Tate was born in Missouri but lived in Amherst, Massachusetts, since 1971. “I’ve imagined that every character and every single event takes place in this town, Amherst,” he once confessed. But John Ashbery once opined that Tate is a “poet of possibilities, of morph, of surprising consequences, lovely or disastrous, and these phenomena exist everywhere.”
His poetry is often described as absurdist, and indeed the speakers in his poems come across as bewildered narrators who are as inquisitive as they are clueless—which is all part of their charm. His poetry has also been described as comic, ironic, hopeful, lonely, and surreal; “I love my funny poems,” he said, “but I’d rather break your heart. And if I can do both in the same poem, that’s the best.

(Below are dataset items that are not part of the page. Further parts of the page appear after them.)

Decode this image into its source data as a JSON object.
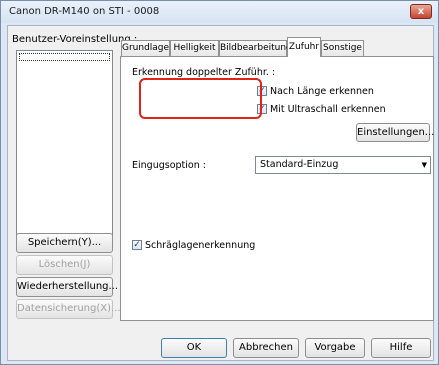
{
  "window": {
    "title": "Canon DR-M140 on STI - 0008",
    "close_glyph": "x"
  },
  "left": {
    "preset_label": "Benutzer-Voreinstellung :",
    "buttons": {
      "save": "Speichern(Y)...",
      "delete": "Löschen(J)",
      "restore": "Wiederherstellung...",
      "backup": "Datensicherung(X)..."
    }
  },
  "tabs": [
    "Grundlage",
    "Helligkeit",
    "Bildbearbeitung",
    "Zufuhr",
    "Sonstige"
  ],
  "active_tab": "Zufuhr",
  "feed": {
    "double_feed_label": "Erkennung doppelter Zuführ. :",
    "length_detect": {
      "label": "Nach Länge erkennen",
      "checked": true
    },
    "ultrasonic_detect": {
      "label": "Mit Ultraschall erkennen",
      "checked": true
    },
    "settings_button": "Einstellungen...",
    "feeding_option_label": "Eingugsoption :",
    "feeding_option_value": "Standard-Einzug",
    "skew_detect": {
      "label": "Schräglagenerkennung",
      "checked": true
    }
  },
  "footer": {
    "ok": "OK",
    "cancel": "Abbrechen",
    "default": "Vorgabe",
    "help": "Hilfe"
  },
  "colors": {
    "highlight": "#e2231a",
    "titlebar": "#dbe7f5"
  }
}
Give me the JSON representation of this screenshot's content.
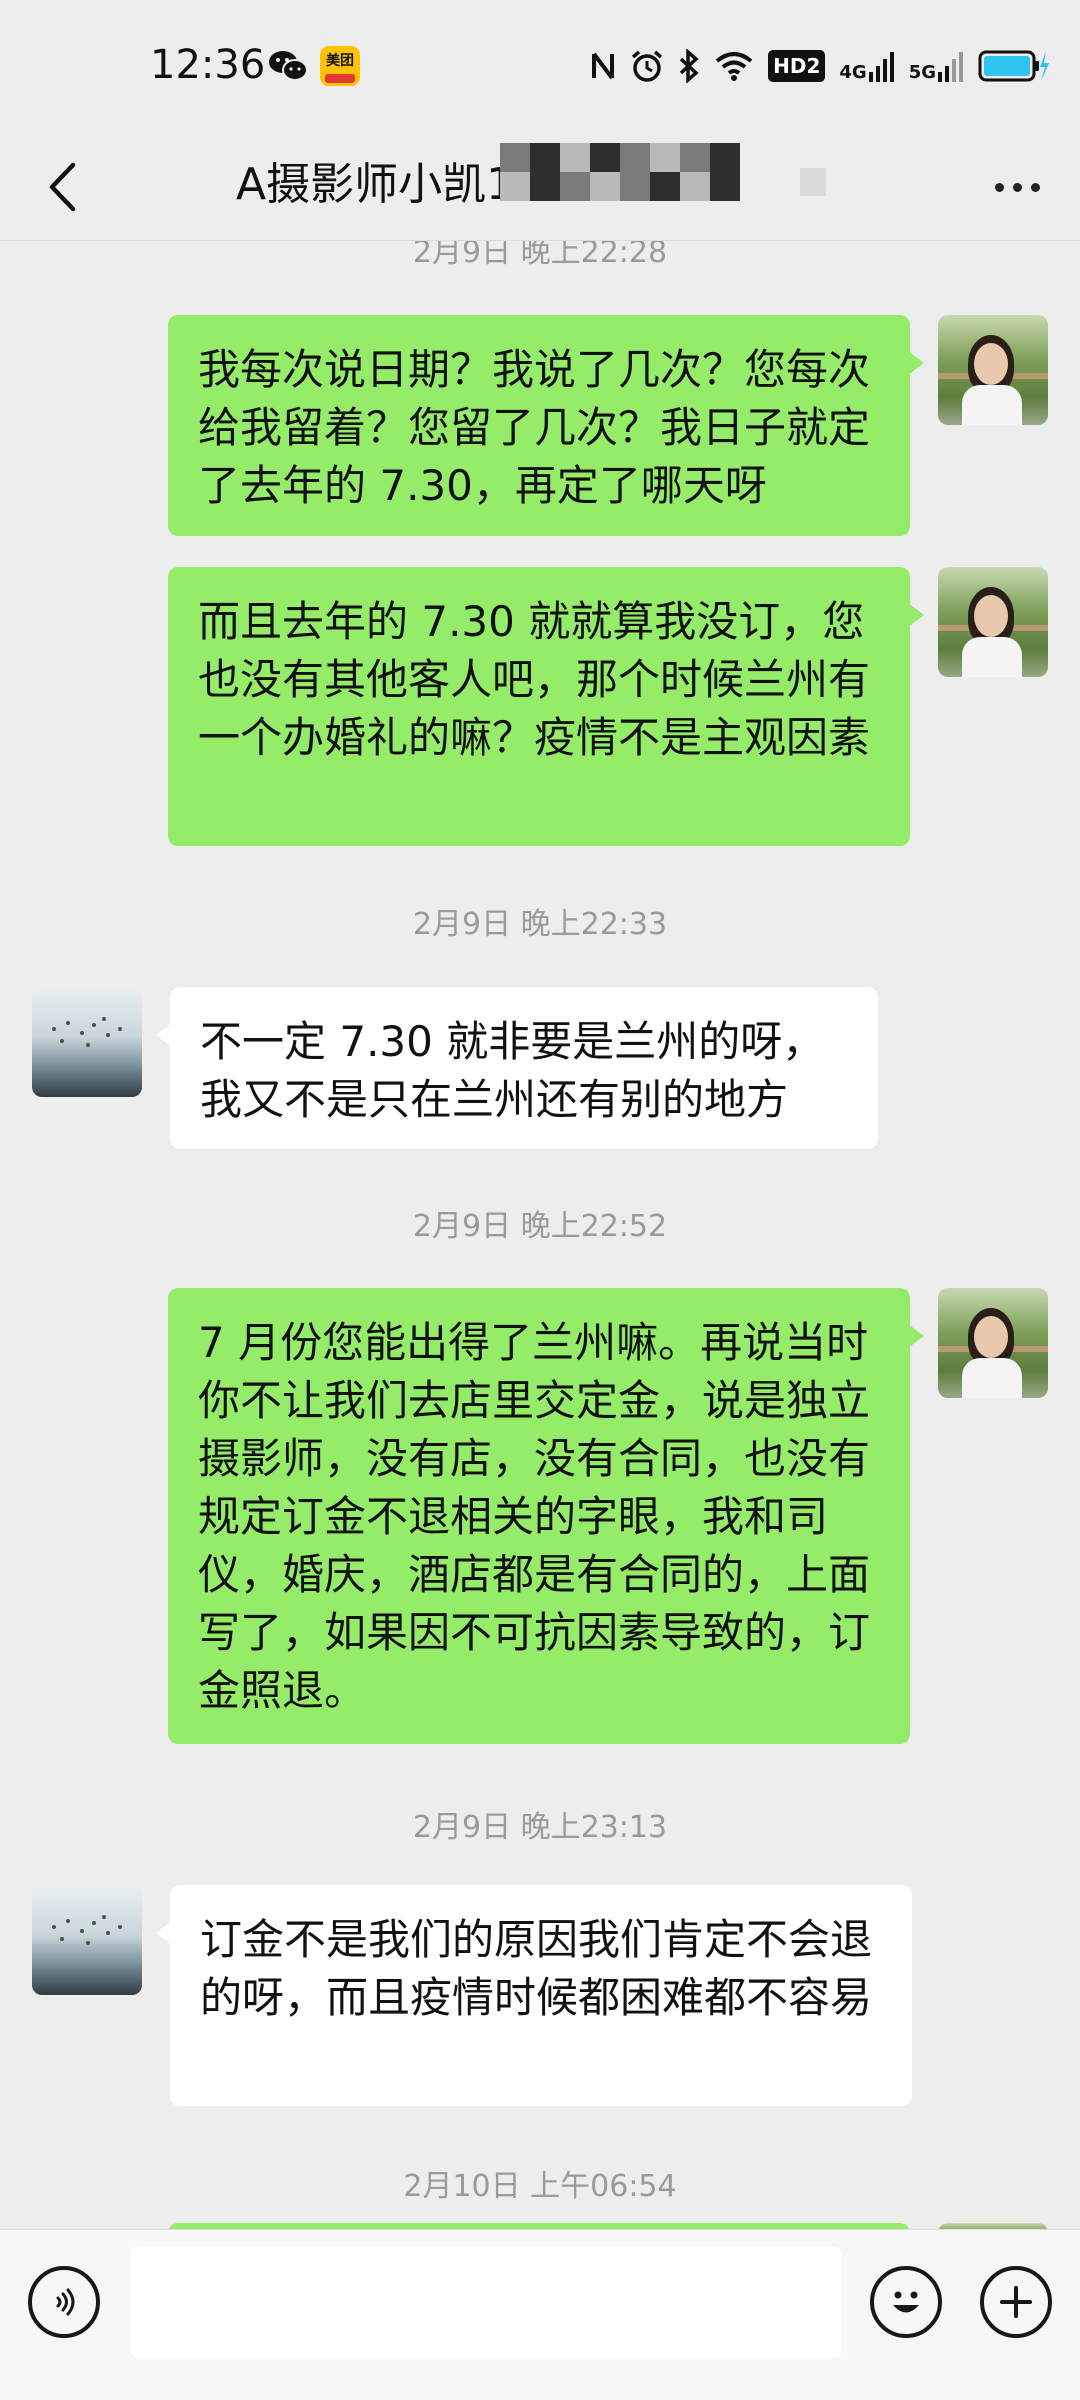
{
  "status_bar": {
    "time": "12:36",
    "wechat_icon": "wechat-icon",
    "meituan_label": "美团",
    "hd_label": "HD2",
    "net_1": "4G",
    "net_2": "5G",
    "battery_color": "#2ec4f0"
  },
  "nav": {
    "title": "A摄影师小凯1",
    "back_icon": "chevron-left-icon",
    "more_icon": "more-dots-icon"
  },
  "messages": [
    {
      "type": "time",
      "text": "2月9日 晚上22:28"
    },
    {
      "type": "out",
      "text": "我每次说日期？我说了几次？您每次给我留着？您留了几次？我日子就定了去年的 7.30，再定了哪天呀"
    },
    {
      "type": "out",
      "text": "而且去年的 7.30 就就算我没订，您也没有其他客人吧，那个时候兰州有一个办婚礼的嘛？疫情不是主观因素"
    },
    {
      "type": "time",
      "text": "2月9日 晚上22:33"
    },
    {
      "type": "in",
      "text": "不一定 7.30 就非要是兰州的呀，我又不是只在兰州还有别的地方"
    },
    {
      "type": "time",
      "text": "2月9日 晚上22:52"
    },
    {
      "type": "out",
      "text": "7 月份您能出得了兰州嘛。再说当时你不让我们去店里交定金，说是独立摄影师，没有店，没有合同，也没有规定订金不退相关的字眼，我和司仪，婚庆，酒店都是有合同的，上面写了，如果因不可抗因素导致的，订金照退。"
    },
    {
      "type": "time",
      "text": "2月9日 晚上23:13"
    },
    {
      "type": "in",
      "text": "订金不是我们的原因我们肯定不会退的呀，而且疫情时候都困难都不容易"
    },
    {
      "type": "time",
      "text": "2月10日 上午06:54"
    }
  ],
  "input_bar": {
    "voice_icon": "voice-icon",
    "emoji_icon": "emoji-icon",
    "plus_icon": "plus-icon",
    "input_value": ""
  },
  "colors": {
    "out_bubble": "#95ec69",
    "in_bubble": "#ffffff",
    "background": "#ededed"
  }
}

Amherst has lost another creative soul
James Tate
James emerging
in unrelenting irony
at the very brink
of human consolation
and knowledge
with hungry eyes for beauty
which walks beside rivers
always at the edge
of your time’s consolation.
Saddened by this loss. I read that he got a copy of “Dome” from his editor before he passed away. I am enjoying the book very much. I remember getting “Fletchers” for my tenth birthday from my grandma Winnie. I tell her that I’m thankful she gave me it often. It inspired me at an early age. No one can write like James Tate. When I read the books, it is a resplendence transforming that horseshit that everyone fucking thinks is so fucking trivial. God damn it. 72? God damn it all.